Rework Estate Tax article by William P Fuller

Re-post – Opinion: To save the economy, federal taxes should encourage giving while we’re alive By William P. Fuller Special to the Mercury News Posted: 10/05/2010 12:01:00 AM PDT

We’ve just endured the worst financial crisis since the Great Depression and are now facing a potential “double dip” and an excruciatingly slow recovery. In just two and a half years, we have witnessed the metamorphosis of the U.S. from a nation of irrational spenders and consumers into a nation of irrational savers and scrimpers. Economists agree that until we get people to spend more, the destructive cycle of less consumption, leading to anemic corporate performance, leading to less demand for labor, leading to higher unemployment, leading to even less consumer spending, isn’t likely to correct itself.
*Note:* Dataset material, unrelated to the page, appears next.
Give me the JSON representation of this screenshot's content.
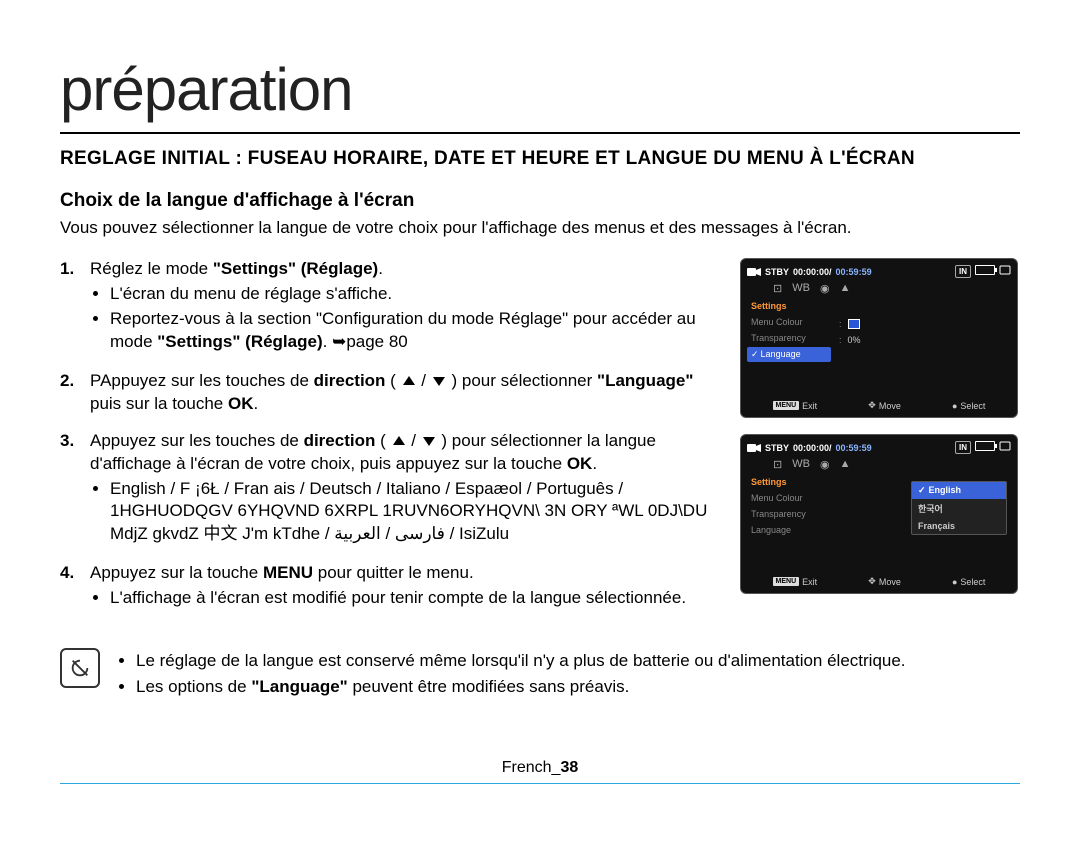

Congress must shepherd the American people back to a place where they feel comfortable spending money and should enact legislation that puts more spending money in the pockets of Americans. It can achieve this by either printing more money and distributing it, which is not a good idea, or by implementing carefully conceived tax policies that nourish corporate growth and spending and that don’t impose a heavy tax burden on individuals. While income tax policy has the more important role to play in this arena, the significant potential of federal transfer taxes to help in this regard should not be overlooked.

Prior to the Great Recession, the aging World War II generation was expected to transfer an estimated $41 trillion to the baby boomer generation over the course of a decade or so. Although the recession may have substantially diminished the value of that $41 trillion, there is still enormous personal wealth that could be spent now either by the World War II generation or by their baby boomer and Gen X heirs. How can federal transfer taxes be remade to encourage consumer spending?

1. Bring the estate tax back with a vengeance. Congress should re-enact the estate tax immediately and set the highest marginal rate at 55 percent or higher to make it more attractive to give now rather than later. The estate tax exemption amount should be capped at $1 million (the amount currently set for 2011). The unlimited estate tax marital deduction (allowing a spouse to leave any amount to his or her spouse estate tax free) should be left intact, and I’d advise a return to stepped-up basis for estate assets.

2. Defang the gift tax. The federal gift tax allows one to make direct gifts to individuals of up to $13,000 per person per year without incurring gift tax. Any gifts over this amount reduce the donor’s lifetime gift tax exemption (of $1 million) and then are subject to a tax of up to 35 percent. Congress should raise the gift tax exemption amount to maybe $3.5 million (the amount of the estate tax exemption in 2009) and lower the highest marginal gift tax rate to a lesser amount, maybe 10 percent. A surge in intergenerational gifting may help increase consumer spending by pushing wealth down to younger generations who are more likely to spend it on homes and cars.

3. Tame the GST tax. Similar changes need to be made to the generation-skipping transfer tax (“GST”), a tax that applies to certain transfers to grandchildren and more remote descendants. It should be adjusted to encourage lifetime gifting.

Will it work? Even if that $41 trillion has been halved in value (to $20.5 trillion) by the recession, and the World War II generation is willing to spend or gift only 10 percent of its collective net worth, that’s a potential infusion of $2 trillion out of savings and back into the economy — a very real boost to consumer spending.

WILLIAM P. FULLER is a trusts and estate attorney and a director at the San Francisco law firm of Howard Rice. He wrote this article for this newspaper.